Recent honors include a Barlow Endowment General Commission and the Copland House Residency Award, as well as residencies at MacDowell and the M.K. Sarbievijaus Cultural Center in Kražiai, Lithuania. Further support has come from the Aaron Copland Fund for Music, the U.S. Fulbright program, and the Nevada Arts Council.  Halka earned degrees from The Peabody Conservatory and Rice University, and is Associate Professor of Composition and Theory at Western Washington University.

Terry McQuilkin

Terry McQuilkin has written works for solo piano, chamber ensembles, band, orchestra, and chorus. Several of his compositions were written specifically for student performers, and he has received commissions from school ensembles on both coasts. In 2006, the Oregon Music Teachers Association selected McQuilkin as its composer of the year and commissioned a work to be premiered at that year’s state conference. In 2016, the Delgani String Quartet commissioned him to write a work to help the ensemble inaugurate its initial subscription season; the resulting work is “Invisible Light,” which may be heard on Degani’s CD of the same name.

In 2021 McQuilkin retired from the University of Oregon, where he taught music composition since 2002. Currently he is the program annotator and pre-concert lecturer for the Amici Chamber Music concert series in Springfield, Oregon.
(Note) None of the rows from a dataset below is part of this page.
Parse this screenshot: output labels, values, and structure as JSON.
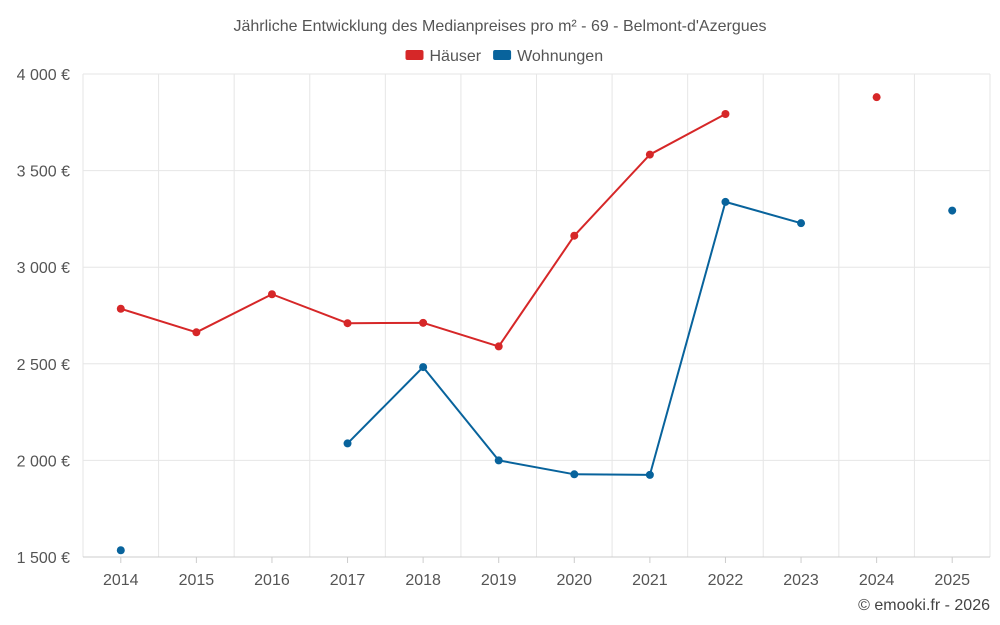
{
  "chart_data": {
    "type": "line",
    "title": "Jährliche Entwicklung des Medianpreises pro m² - 69 - Belmont-d'Azergues",
    "categories": [
      "2014",
      "2015",
      "2016",
      "2017",
      "2018",
      "2019",
      "2020",
      "2021",
      "2022",
      "2023",
      "2024",
      "2025"
    ],
    "series": [
      {
        "name": "Häuser",
        "color": "#d62728",
        "values": [
          2785,
          2663,
          2860,
          2710,
          2712,
          2590,
          3163,
          3583,
          3793,
          null,
          3880,
          null
        ]
      },
      {
        "name": "Wohnungen",
        "color": "#08639c",
        "values": [
          1535,
          null,
          null,
          2088,
          2483,
          2000,
          1928,
          1925,
          3338,
          3228,
          null,
          3293
        ]
      }
    ],
    "ylim": [
      1500,
      4000
    ],
    "yticks": [
      1500,
      2000,
      2500,
      3000,
      3500,
      4000
    ],
    "ytick_labels": [
      "1 500 €",
      "2 000 €",
      "2 500 €",
      "3 000 €",
      "3 500 €",
      "4 000 €"
    ],
    "xlabel": "",
    "ylabel": "",
    "grid": true,
    "legend_position": "top-center"
  },
  "credit": "© emooki.fr - 2026"
}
Born in Los Angeles, he earned undergraduate and master’s degrees in music composition at the University of Southern California, where his teachers included Morton Lauridsen, James Hopkins, Anthony Vazzana, and William Kraft. He subsequently took music education courses at UCLA and received his California teaching credential, and taught instrumental music at Robert A. Millikan Middle School in Los Angeles for about five years.

In 1990, McQuilkin began advanced study at the University of Oregon, where his teachers included Harold Owen and Robert Kyr. While a graduate student, he taught music theory, musicianship, and music literature. He has also taught music at Northwest Christian College and Umpqua Community College, and for several years directed the choir at Our Saviour’s Lutheran Church in Eugene.

Several of McQuilkin’s works and arrangements have been published by Neil A. Kjos Music, and Southern Music Company of San Antonio.